Letters to the editor // Missing the mark on Keystone project

Mary Jean Port misses the mark so many times in her column “Tar Sands Oil: the Minnesota Connection,” (April 16 edition) that it is difficult to know where to begin. She describes President Obama’s goals as “wishful thinking.” 

It’s ironic that she would use this phrase, as it is one I have used often as one of the national advocates for Keystone XL (KXL) and Alberta’s Oil Sands. 

It is “wishful thinking” when opponents of KXL and Oil Sands suggest that we can meet America’s energy needs without fossil fuels. In fact, if all current alternative forms of energy are maximized, petroleum and natural gas will continue to provide 65 percent of our nation’s energy needs through 2035. 

In addition, if America shifts its attention to full production of North American sources of petroleum and natural gas, we will be energy independent by 2027. We would no longer have to rely on unfriendly, unstable, non-democratic regimes for our much-needed crude oil. Our national security would be greatly enhanced and we would be creating jobs by the tens of thousands.

Ms. Port makes numerous claims about Oil Sands crude that are not accurate. Alberta’s Oil Sands comprise an area the size of Illinois.
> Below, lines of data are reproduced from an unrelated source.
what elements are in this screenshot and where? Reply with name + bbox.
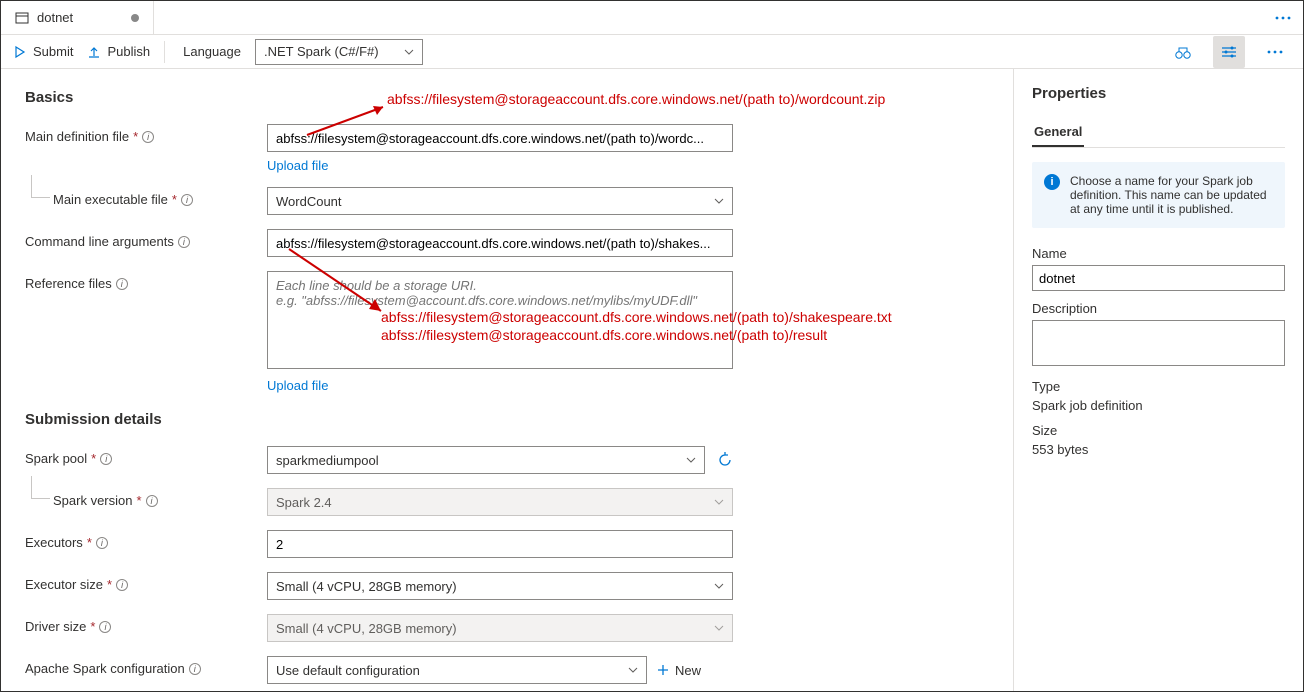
driver-size-select: Small (4 vCPU, 28GB memory) xyxy=(267,614,733,642)
spark-config-select[interactable]: Use default configuration xyxy=(267,656,647,684)
spark-version-label: Spark version xyxy=(53,493,132,508)
language-value: .NET Spark (C#/F#) xyxy=(264,44,379,59)
info-circle-icon: i xyxy=(1044,174,1060,190)
spark-pool-value: sparkmediumpool xyxy=(276,453,379,468)
spark-pool-label: Spark pool xyxy=(25,451,87,466)
ref-files-input[interactable] xyxy=(267,271,733,369)
refresh-button[interactable] xyxy=(717,452,733,468)
spark-config-value: Use default configuration xyxy=(276,663,420,678)
info-icon[interactable]: i xyxy=(100,453,112,465)
refresh-icon xyxy=(717,452,733,468)
publish-label: Publish xyxy=(107,44,150,59)
driver-size-label: Driver size xyxy=(25,619,86,634)
properties-heading: Properties xyxy=(1032,85,1285,102)
size-value: 553 bytes xyxy=(1032,442,1285,457)
submit-button[interactable]: Submit xyxy=(13,44,73,59)
plus-icon xyxy=(657,664,669,676)
name-label: Name xyxy=(1032,246,1285,261)
new-config-button[interactable]: New xyxy=(657,663,701,678)
main-exe-value: WordCount xyxy=(276,194,342,209)
new-label: New xyxy=(675,663,701,678)
cmd-args-input[interactable] xyxy=(267,229,733,257)
info-callout: i Choose a name for your Spark job defin… xyxy=(1032,162,1285,228)
info-icon[interactable]: i xyxy=(189,663,201,675)
tab-bar: dotnet xyxy=(1,1,1303,35)
spark-version-select: Spark 2.4 xyxy=(267,488,733,516)
tab-file-icon xyxy=(15,11,29,25)
submit-label: Submit xyxy=(33,44,73,59)
properties-panel: Properties General i Choose a name for y… xyxy=(1013,69,1303,691)
name-input[interactable] xyxy=(1032,265,1285,291)
info-icon[interactable]: i xyxy=(142,131,154,143)
info-icon[interactable]: i xyxy=(116,579,128,591)
info-icon[interactable]: i xyxy=(116,278,128,290)
cmd-args-label: Command line arguments xyxy=(25,234,174,249)
chevron-down-icon xyxy=(714,497,724,507)
view-configs-link[interactable]: View configurations xyxy=(267,690,380,691)
type-label: Type xyxy=(1032,379,1285,394)
upload-file-link-1[interactable]: Upload file xyxy=(267,158,328,173)
form-area: abfss://filesystem@storageaccount.dfs.co… xyxy=(1,69,1013,691)
spark-pool-select[interactable]: sparkmediumpool xyxy=(267,446,705,474)
unsaved-dot-icon xyxy=(131,14,139,22)
executor-size-label: Executor size xyxy=(25,577,103,592)
main-exe-label: Main executable file xyxy=(53,192,168,207)
executors-input[interactable] xyxy=(267,530,733,558)
chevron-down-icon xyxy=(628,665,638,675)
language-select[interactable]: .NET Spark (C#/F#) xyxy=(255,39,423,65)
type-value: Spark job definition xyxy=(1032,398,1285,413)
chevron-down-icon xyxy=(714,581,724,591)
toolbar-more-button[interactable] xyxy=(1259,36,1291,68)
driver-size-value: Small (4 vCPU, 28GB memory) xyxy=(276,621,457,636)
executor-size-select[interactable]: Small (4 vCPU, 28GB memory) xyxy=(267,572,733,600)
info-icon[interactable]: i xyxy=(96,537,108,549)
tab-title: dotnet xyxy=(37,10,73,25)
executors-label: Executors xyxy=(25,535,83,550)
desc-input[interactable] xyxy=(1032,320,1285,366)
submission-heading: Submission details xyxy=(25,411,989,428)
chevron-down-icon xyxy=(714,623,724,633)
toolbar: Submit Publish Language .NET Spark (C#/F… xyxy=(1,35,1303,69)
info-icon[interactable]: i xyxy=(146,495,158,507)
main-def-input[interactable] xyxy=(267,124,733,152)
size-label: Size xyxy=(1032,423,1285,438)
desc-label: Description xyxy=(1032,301,1285,316)
basics-heading: Basics xyxy=(25,89,989,106)
publish-icon xyxy=(87,45,101,59)
info-text: Choose a name for your Spark job definit… xyxy=(1070,174,1267,216)
tab-general[interactable]: General xyxy=(1032,118,1084,147)
file-tab[interactable]: dotnet xyxy=(1,1,154,34)
tab-more-button[interactable] xyxy=(1267,2,1299,34)
executor-size-value: Small (4 vCPU, 28GB memory) xyxy=(276,579,457,594)
language-label: Language xyxy=(183,44,241,59)
info-icon[interactable]: i xyxy=(181,194,193,206)
spark-config-label: Apache Spark configuration xyxy=(25,661,185,676)
chevron-down-icon xyxy=(686,455,696,465)
chevron-down-icon xyxy=(404,47,414,57)
main-exe-select[interactable]: WordCount xyxy=(267,187,733,215)
play-icon xyxy=(13,45,27,59)
related-button[interactable] xyxy=(1167,36,1199,68)
main-def-label: Main definition file xyxy=(25,129,129,144)
publish-button[interactable]: Publish xyxy=(87,44,150,59)
ref-files-label: Reference files xyxy=(25,276,112,291)
spark-version-value: Spark 2.4 xyxy=(276,495,332,510)
info-icon[interactable]: i xyxy=(178,236,190,248)
info-icon[interactable]: i xyxy=(99,621,111,633)
chevron-down-icon xyxy=(714,196,724,206)
properties-toggle-button[interactable] xyxy=(1213,36,1245,68)
upload-file-link-2[interactable]: Upload file xyxy=(267,378,328,393)
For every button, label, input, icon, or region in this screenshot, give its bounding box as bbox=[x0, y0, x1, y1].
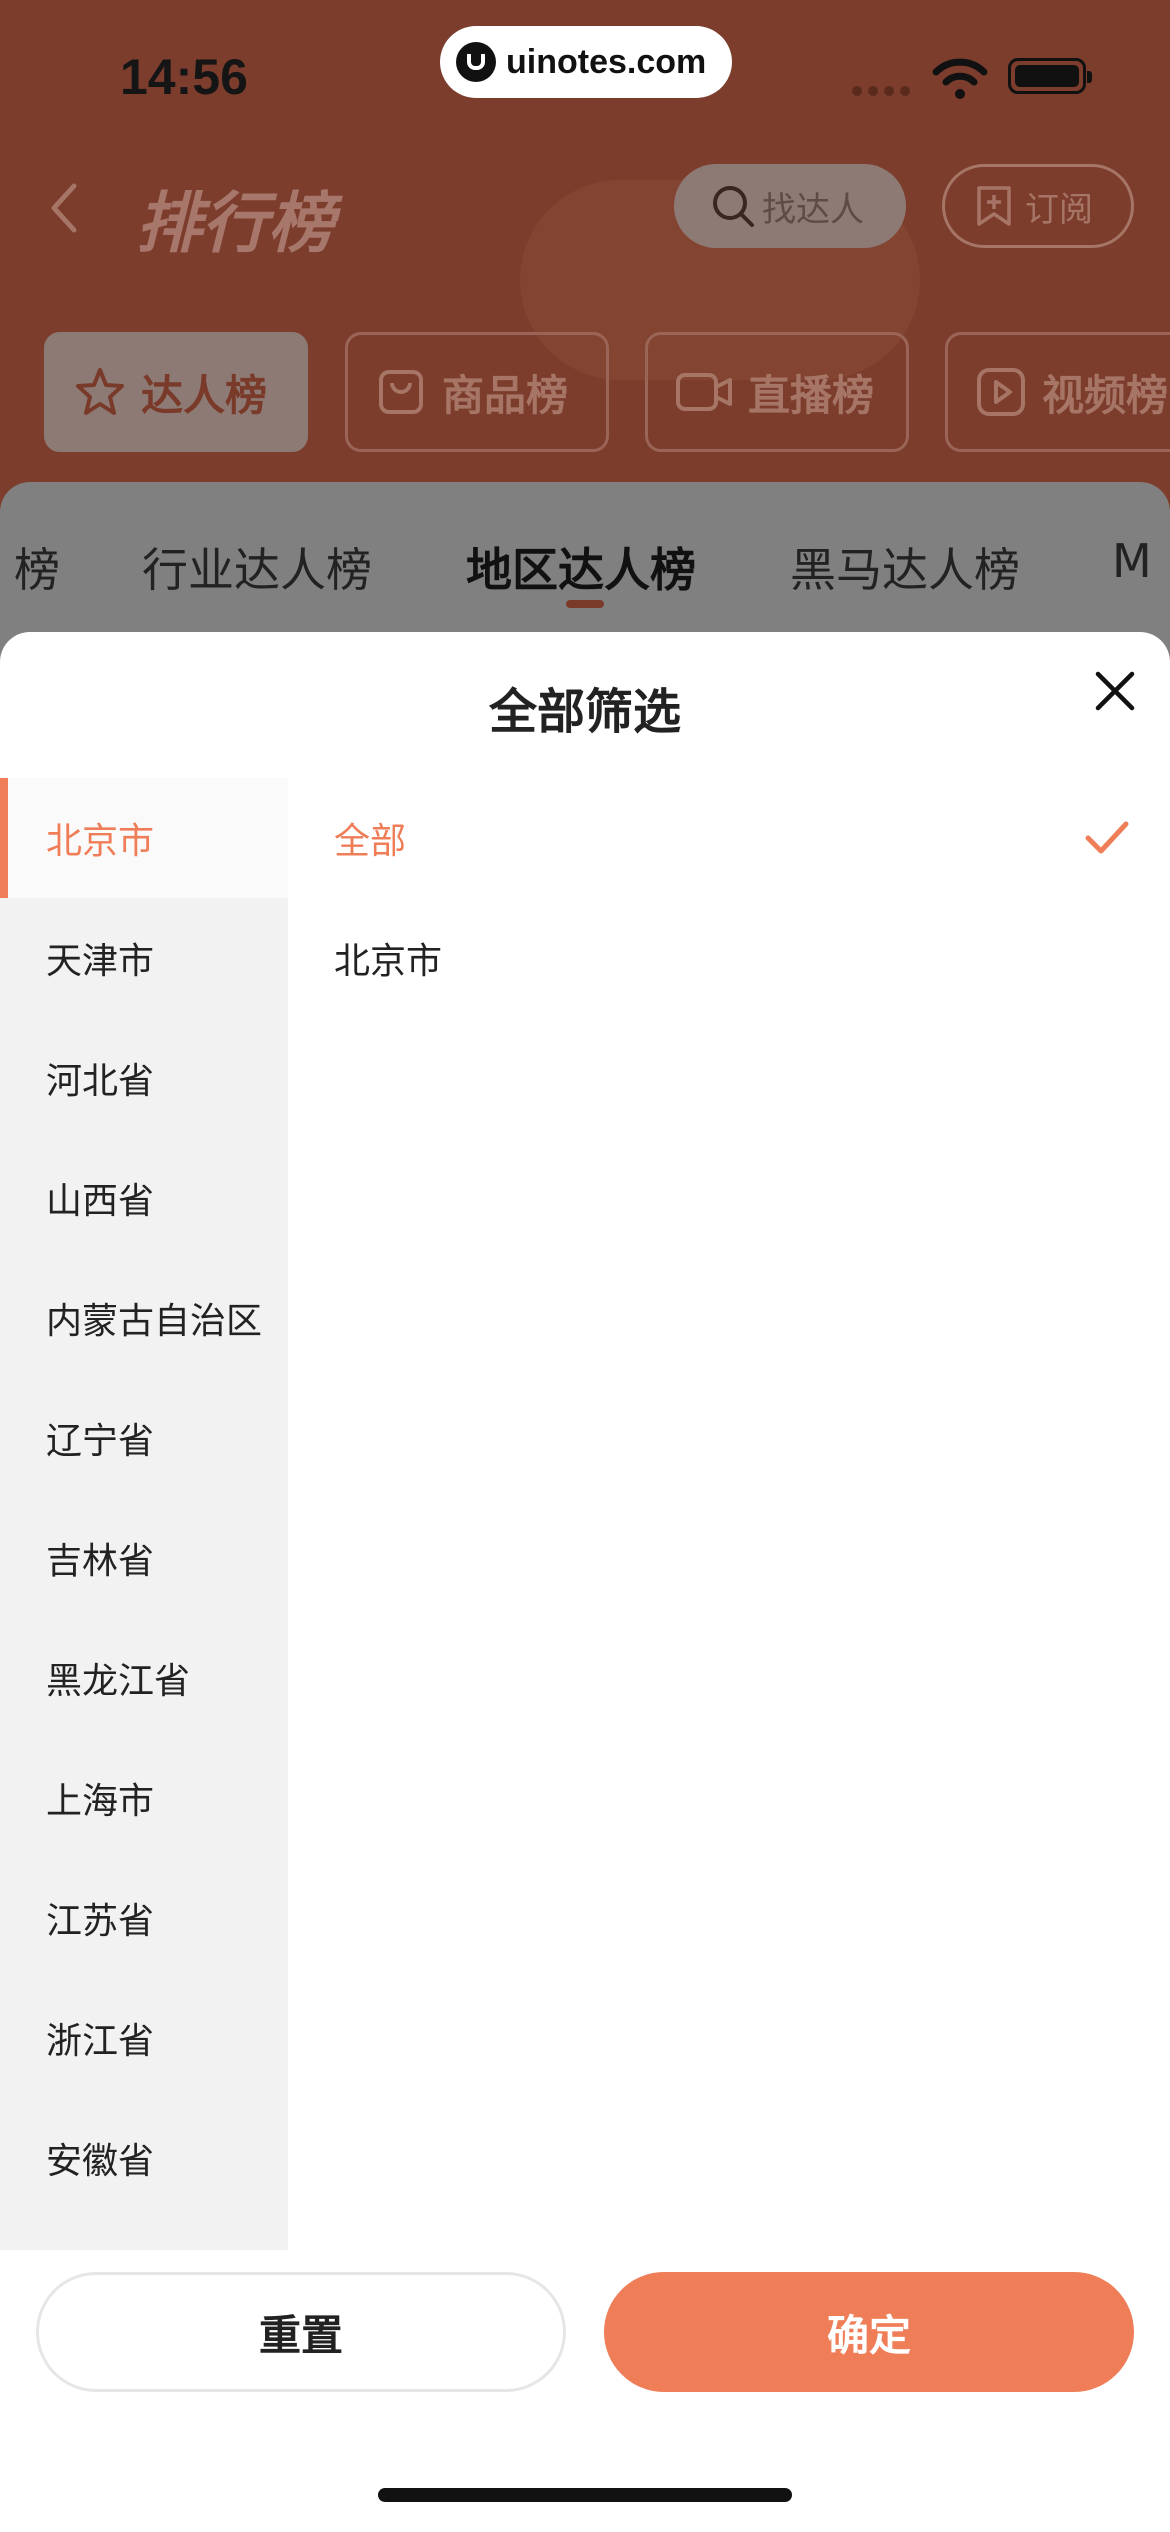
confirm-button[interactable]: 确定 bbox=[604, 2272, 1134, 2392]
province-list: 北京市 天津市 河北省 山西省 内蒙古自治区 辽宁省 吉林省 黑龙江省 上海市 … bbox=[0, 778, 288, 2250]
subscribe-label: 订阅 bbox=[1025, 189, 1093, 230]
city-label: 北京市 bbox=[334, 941, 443, 982]
sub-tab-more[interactable]: M bbox=[1112, 534, 1152, 588]
tab-label: 达人榜 bbox=[141, 370, 268, 420]
nav-bar: 排行榜 找达人 订阅 bbox=[0, 150, 1170, 380]
search-placeholder: 找达人 bbox=[762, 189, 864, 230]
tab-label: 商品榜 bbox=[442, 370, 569, 420]
province-item-jilin[interactable]: 吉林省 bbox=[0, 1498, 288, 1618]
watermark-logo-icon bbox=[456, 42, 496, 82]
star-icon bbox=[76, 368, 124, 415]
sub-tab-darkhorse[interactable]: 黑马达人榜 bbox=[790, 534, 1020, 600]
province-item-shanxi[interactable]: 山西省 bbox=[0, 1138, 288, 1258]
tab-label: 直播榜 bbox=[748, 370, 875, 420]
search-button[interactable]: 找达人 bbox=[674, 164, 906, 248]
tab-video-rank[interactable]: 视频榜 bbox=[945, 332, 1170, 452]
bookmark-add-icon bbox=[977, 186, 1011, 226]
province-item-jiangsu[interactable]: 江苏省 bbox=[0, 1858, 288, 1978]
back-icon[interactable] bbox=[44, 178, 84, 238]
sub-tab-partial[interactable]: 榜 bbox=[14, 534, 60, 600]
sub-tab-industry[interactable]: 行业达人榜 bbox=[142, 534, 372, 600]
status-bar: 14:56 uinotes.com bbox=[0, 0, 1170, 150]
signal-icon bbox=[852, 86, 910, 96]
province-item-beijing[interactable]: 北京市 bbox=[0, 778, 288, 898]
city-list: 全部 北京市 bbox=[288, 778, 1170, 1018]
subscribe-button[interactable]: 订阅 bbox=[942, 164, 1134, 248]
tab-live-rank[interactable]: 直播榜 bbox=[645, 332, 909, 452]
page-title: 排行榜 bbox=[136, 186, 334, 260]
city-label: 全部 bbox=[334, 821, 407, 862]
bag-icon bbox=[379, 370, 423, 414]
province-item-inner-mongolia[interactable]: 内蒙古自治区 bbox=[0, 1258, 288, 1378]
watermark-badge: uinotes.com bbox=[440, 26, 732, 98]
filter-sheet: 全部筛选 北京市 天津市 河北省 山西省 内蒙古自治区 辽宁省 吉林省 黑龙江省… bbox=[0, 632, 1170, 2532]
category-tabs: 达人榜 商品榜 直播榜 视频榜 bbox=[0, 332, 1170, 452]
province-item-tianjin[interactable]: 天津市 bbox=[0, 898, 288, 1018]
sheet-title: 全部筛选 bbox=[488, 684, 681, 740]
tab-influencer-rank[interactable]: 达人榜 bbox=[44, 332, 308, 452]
battery-icon bbox=[1008, 58, 1092, 94]
home-indicator bbox=[378, 2488, 792, 2502]
sheet-footer: 重置 确定 bbox=[0, 2250, 1170, 2450]
province-item-hebei[interactable]: 河北省 bbox=[0, 1018, 288, 1138]
tab-label: 视频榜 bbox=[1042, 370, 1169, 420]
city-item-beijing[interactable]: 北京市 bbox=[288, 898, 1170, 1018]
tab-product-rank[interactable]: 商品榜 bbox=[345, 332, 609, 452]
check-icon bbox=[1085, 821, 1129, 854]
reset-button[interactable]: 重置 bbox=[36, 2272, 566, 2392]
play-icon bbox=[977, 368, 1025, 416]
province-item-anhui[interactable]: 安徽省 bbox=[0, 2098, 288, 2218]
background-page: 14:56 uinotes.com 排行榜 找达人 订阅 达人榜 商品榜 直播榜… bbox=[0, 0, 1170, 682]
close-icon[interactable] bbox=[1092, 668, 1138, 714]
city-item-all[interactable]: 全部 bbox=[288, 778, 1170, 898]
province-item-liaoning[interactable]: 辽宁省 bbox=[0, 1378, 288, 1498]
watermark-text: uinotes.com bbox=[506, 42, 707, 81]
wifi-icon bbox=[932, 58, 988, 99]
province-item-shanghai[interactable]: 上海市 bbox=[0, 1738, 288, 1858]
sub-tab-region[interactable]: 地区达人榜 bbox=[466, 534, 696, 600]
province-item-zhejiang[interactable]: 浙江省 bbox=[0, 1978, 288, 2098]
camera-icon bbox=[676, 373, 732, 411]
sub-tab-indicator bbox=[566, 600, 604, 608]
status-time: 14:56 bbox=[120, 49, 248, 105]
search-icon bbox=[713, 186, 754, 227]
province-item-heilongjiang[interactable]: 黑龙江省 bbox=[0, 1618, 288, 1738]
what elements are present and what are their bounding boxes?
The area that is mined is roughly the size of Chicago. Production in the remaining 97 percent of the Oil Sands is accomplished using less invasive steam-assists. Also, the Province of Alberta has one of the strictest reclamation programs in the world. Today, the earliest Oil Sands developments begun decades ago are reclaimed and home to bison and abundant wildlife.

Water is stored in holding ponds which are arrayed in a series so as to gradually remove contaminants.

When measured on an “oil well to wheels” basis (from the oil field to your car), the carbon footprint of Oil Sands crude is comparable to current oil imports from Nigeria and Venezuela. It is also much lower than some crude oil produced in California.

Oil Sands crude has been shipped in pipelines through Minnesota since the early 1980s. It is no more corrosive than any other crude oil. Opponents of the Oil Sands have even been known to suggest that it contains sand, which is not true. Today, over 80 percent of the crude oil consumed in Minnesota comes from Canada. Over half of that amount is produced in the Oil Sands. 

Canada is America’s largest supplier of crude oil and, if opponents of Oil Sands imports succeed, our cousins to the North have already stated that they will sell it to nations like China, which do not have environmental standards for refining as stringent as EPA regulations.

Finally, before we succumb to “wishful thinking,” please keep in mind that one-third of a barrel of crude oil goes to products other than motor fuel. Plastic, computers, fertilizer, medicine, medical equipment, bicycle tires, carpet, paint and thousands of other products are derived from petroleum.